Его реплика произвела впечатление. Три бороды повернулись к Володе. «Бить беспощадно!» — приказал он мысленно себе.

— Такие деятели, как вы, способны опошлить все прекрасное! Таких, как вы, нельзя подпускать к искусству на тысячу километров! Ваш промысел отвратителен. Если хотите, он безнравственен!

— Володя! — Танька вскочила. — Ребята, не обращайте на него внимания!

Все женщины в мире делятся на две группы. В одной — те сестры и жены, которые неколебимо убеждены, что мужчина из их семьи самый умный человек на свете. В другой группе женщины стоят на том, что ни муж, ни брат не должны раскрывать рта при гостях, иначе они непременно ляпнут глупость. Для женщин второй группы любой посторонний мужчина умнее своего. Но мог ли Володя ожидать, что туда переметнется воспитанная им Танька! И опять она зовет их «ребятами». Черт знает что!

Однако он не отступил.

— Или культура для масс, или массовая культура — вот дилемма, перед которой мы стоим!
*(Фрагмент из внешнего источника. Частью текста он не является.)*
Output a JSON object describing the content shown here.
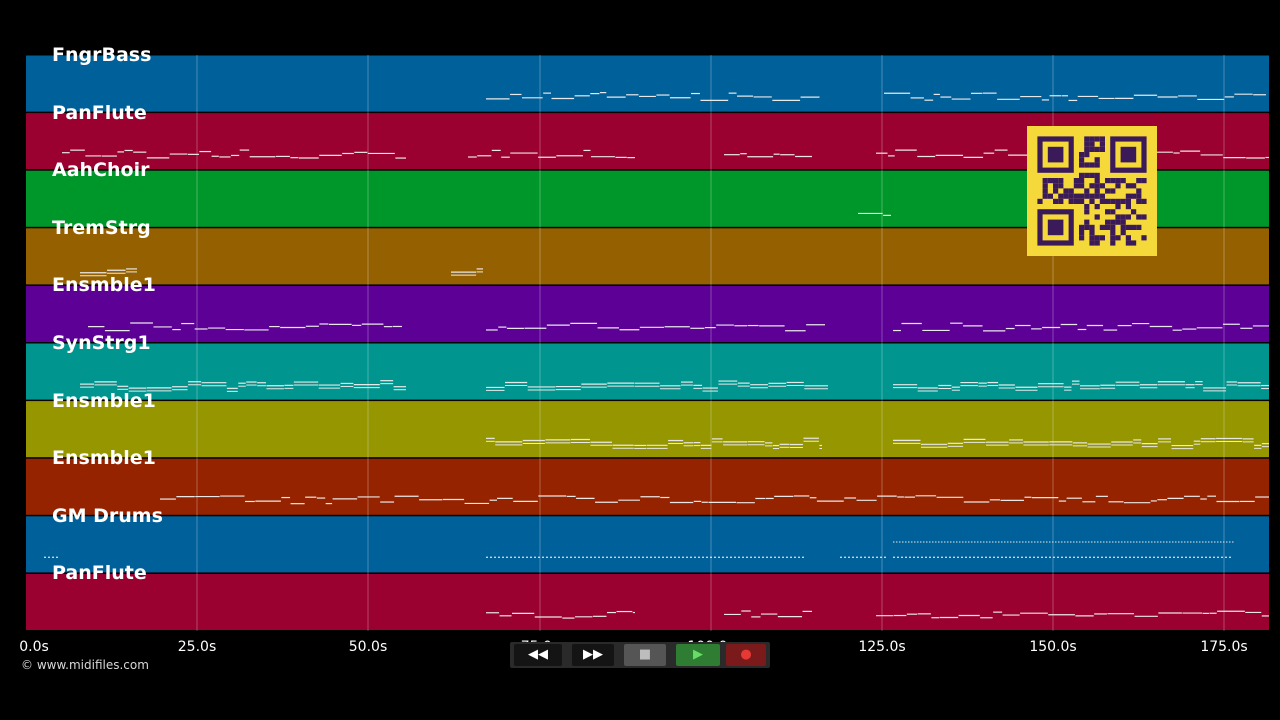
{
  "tracks": [
    {
      "name": "FngrBass",
      "color": "#00609a"
    },
    {
      "name": "PanFlute",
      "color": "#9a0030"
    },
    {
      "name": "AahChoir",
      "color": "#00972a"
    },
    {
      "name": "TremStrg",
      "color": "#956100"
    },
    {
      "name": "Ensmble1",
      "color": "#5c0096"
    },
    {
      "name": "SynStrg1",
      "color": "#00968f"
    },
    {
      "name": "Ensmble1",
      "color": "#969600"
    },
    {
      "name": "Ensmble1",
      "color": "#962300"
    },
    {
      "name": "GM Drums",
      "color": "#00609a"
    },
    {
      "name": "PanFlute",
      "color": "#9a0030"
    }
  ],
  "timeline": {
    "ticks": [
      "0.0s",
      "25.0s",
      "50.0s",
      "75.0s",
      "100.0s",
      "125.0s",
      "150.0s",
      "175.0s"
    ]
  },
  "transport": {
    "buttons": [
      {
        "name": "rewind-button",
        "icon": "rewind-icon",
        "glyph": "◀◀"
      },
      {
        "name": "fast-forward-button",
        "icon": "fast-forward-icon",
        "glyph": "▶▶"
      },
      {
        "name": "stop-button",
        "icon": "stop-icon",
        "glyph": "■"
      },
      {
        "name": "play-button",
        "icon": "play-icon",
        "glyph": "▶"
      },
      {
        "name": "record-button",
        "icon": "record-icon",
        "glyph": "●"
      }
    ],
    "colors": {
      "bar": "#2a2a2a",
      "play": "#2e7d32",
      "stop": "#555555",
      "record": "#7a1a1a"
    }
  },
  "copyright": "© www.midifiles.com",
  "qr": {
    "icon": "qr-code-icon",
    "color": "#f5d93a",
    "dark": "#3b1a5a"
  }
}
— Красиво говорит! — Черный Толя тупо захохотал, но не получил поддержки.

Юра глядел на Володю стеклянными глазами. Рыжий Саша недовольно поморщился и сказал Толе:

— Не перебивай, пусть говорит.

— Меня невозможно сбить! — надменно бросил Володя. — Потому что я мыслю!

Теперь он видел, что эти трое все-таки разные. Юра у них, несомненно, лидер, он современный босс. Лицо у Юры прочной выделки, неуязвимое, как резиновая маска. Черного Толю босс держит на роли послушного исполнителя, рабочей лошадки. Толя — губошлеп, тупица, дуболом. В общем, эти двое абсолютно ясны. Но Саша… Он тонкая бестия, вещь в себе, познать которую — вот задача для пытливого ума. И решение этой задачи — раскусить рыжего Сашу — не терпит отлагательств, потому что именно на него глупая Танька глядит счастливыми, жалкими глазами. Ее ни капельки не отталкивают ни заношенная ковбойка, ни гнусная бороденка, растущая рыжими кустиками в разные стороны, ни то, что Саша уже не молод — ему все тридцать!

Какой-то подозрительный шумок начинался в голове у Володи, но он стоически продолжал развивать свои мысли о массовой культуре и культуре для масс.

— Лучше быть учителем рисования в глухой сельской школе, чем малевать бездарные копии с великих творений! — Володя повысил голос, чтобы перекричать посторонний шум в голове. — Поймите, наконец, как ужасен ваш промысел! Ведь вас когда-то учили любить прекрасное. Вам дали художественное образование. Вы обязаны понимать, что кисть художника не для того перенесла на полотно прелестные черты девушки в турецкой шали, чтобы портрет — немое признание в любви! — забавлял посетителей кафе в перерыве между порцией сосисок и стаканом бурды, именуемой кофе!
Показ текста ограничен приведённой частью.